第3話 女子よりの貢ぎ物
「まぁもっとも……学校に行って知見を得なければ意味がないな」
結局、真一はこのアンゲルス連邦共和国を全く知らないので、やはり中学で様々な知識をつける必要があるだろう。ただ、先ほど会話ができてメッセージも読み取れたから、言語面では問題がなさそうではある。
真一はクローゼットを開け、そこに掛かっていた制服に袖を通す。ブレザータイプの瀟洒なデザインだが、それ以上に驚いたのは、ハンガーに吊るされた服の数々だ。どれも高級そうな生地が使われており、一目でブランド品だと分かる。中学生が着るには分不相応なものばかりだった。
(……おれって金持ちの子どもなのか? それにしたって、こんなブランド品ばかりってこともないだろう)
壁に立てかけられた姿見に、自分の姿を映す。そこにいたのは、自分でも見惚れてしまうほどの美少年だった。金色の髪は天使の輪を描くように輝き、碧い瞳は宝石のように澄み渡っている。前世の自分とは、遺伝子レベルで構造が違う。
「……ハッ。こりゃ人生イージーモードだわ。10000年に一度の美少年だからなぁ」
死ぬ前の自分を思い出し、卑屈に笑うしかなかった。しかしその笑みすら、憂いを帯びた魅力的なものに変わってしまうのだから、もはや自分が恐ろしく感じる。
「さて、行くか」
メイド・イン・ヘブン学園の制服をしっかりただし、真一はリビングへと降りていく。
リビングでは、ふわふわのスクランブルエッグ、厚切りのベーコン、焼きたてのクロワッサン。そんな食事が広がっていた。洋食の極みだが、ここは異世界でありおそらくヨーロッパの国なので仕方ない。
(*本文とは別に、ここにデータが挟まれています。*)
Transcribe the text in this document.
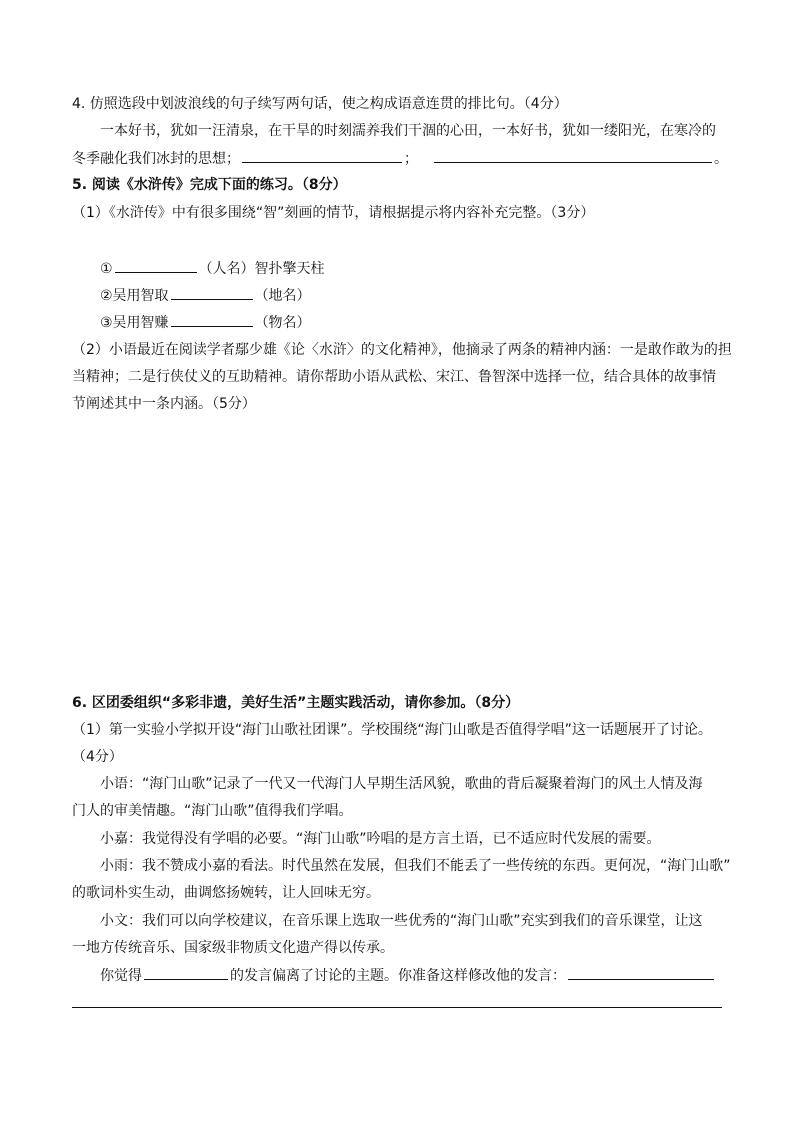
4. 仿照选段中划波浪线的句子续写两句话，使之构成语意连贯的排比句。（4分）
一本好书，犹如一汪清泉，在干旱的时刻濡养我们干涸的心田，一本好书，犹如一缕阳光，在寒冷的
冬季融化我们冰封的思想；	；	。
5. 阅读《水浒传》完成下面的练习。（8分）
（1）《水浒传》中有很多围绕“智”刻画的情节，请根据提示将内容补充完整。（3分）
①	（人名）智扑擎天柱
②吴用智取	（地名）
③吴用智赚	（物名）
（2）小语最近在阅读学者鄢少雄《论〈水浒〉的文化精神》，他摘录了两条的精神内涵：一是敢作敢为的担
当精神；二是行侠仗义的互助精神。请你帮助小语从武松、宋江、鲁智深中选择一位，结合具体的故事情
节阐述其中一条内涵。（5分）
6. 区团委组织“多彩非遗，美好生活”主题实践活动，请你参加。（8分）
（1）第一实验小学拟开设“海门山歌社团课”。学校围绕“海门山歌是否值得学唱”这一话题展开了讨论。
（4分）
小语：“海门山歌”记录了一代又一代海门人早期生活风貌，歌曲的背后凝聚着海门的风土人情及海
门人的审美情趣。“海门山歌”值得我们学唱。
小嘉：我觉得没有学唱的必要。“海门山歌”吟唱的是方言土语，已不适应时代发展的需要。
小雨：我不赞成小嘉的看法。时代虽然在发展，但我们不能丢了一些传统的东西。更何况，“海门山歌”
的歌词朴实生动，曲调悠扬婉转，让人回味无穷。
小文：我们可以向学校建议，在音乐课上选取一些优秀的“海门山歌”充实到我们的音乐课堂，让这
一地方传统音乐、国家级非物质文化遗产得以传承。
你觉得	的发言偏离了讨论的主题。你准备这样修改他的发言：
「ほら、リンちゃんはもう外出てるわよ。アンタも早く食べなさい」
おそらく母親だと思われる中年女性が、真一に発破をかける。真一は「はいはい」と返事し、スクランブルエッグをナイフとフォークで食べ崩していく。
(40代くらいの母親だけど、そんな美人にも見えないな。典型的な欧州人の40代って感じだ)
なおさら疑念を抱いてしまう。やはり、あの女神だか天使だかが言うように、真一の魔力は魅力度に全振りされているのか。まず魔力がなんなのか分からない始末だが、これから学んでいくしかない。
飯を食べ終え、歯磨きした後に外へ出る、これが、実質的に初めての異世界での外出だ。ワクワクしつつ、不安を抱きつつ、真一は家から出た。
「リン、待たせたね」
「大丈夫だよ~。だって、シンといっしょに登校できるんだもん」
(そんなこと言われて返す言葉なんて、おれぁ知らねぇぞ?)
「どうしたん? 悩ましい顔して」
「あぁ、いや。おれもリンと登校できて嬉しいよ」
前世で言った場合、下手すれば刑務所行きだが、果たしてどうなるか。
「えーっ! めちゃ嬉しいんだけど!!」
(まぁ、この見た目の男子にそう言われたら嬉しいか)
結局、人間は顔でほとんどを評価されてしまう。ブサイクの内面なんて、知ろうとも思わないのが普通の人間だ。しかし、今の真一はイケメンを通り越したイケメン。多少内面が終わっていても、女はまず尽きないはずだ。
そして、家を出て学校へ向かう道中も、異常事態は続く。すれ違う女子高生は頬を染めて振り返り、散歩中の主婦はうっとりとため息をつき、メス犬すらもシンに尻尾を振って擦り寄ってくる始末だ。男子生徒たちからは、殺意にも似た嫉妬の視線を向けられる。
(……けッ。見た目が違うだけでこんなに変わるのかよ)
真一の心は冷めていた。冷めきっていた。確かに今の真一の顔立ちは非常に整っているが、同時に前世の真一に見向きもしなかった、いやそれどころか嫌悪すらしていたであろう存在たちが、発情期のようにこちらを見てくる。正直、腹が立つ節すらあった。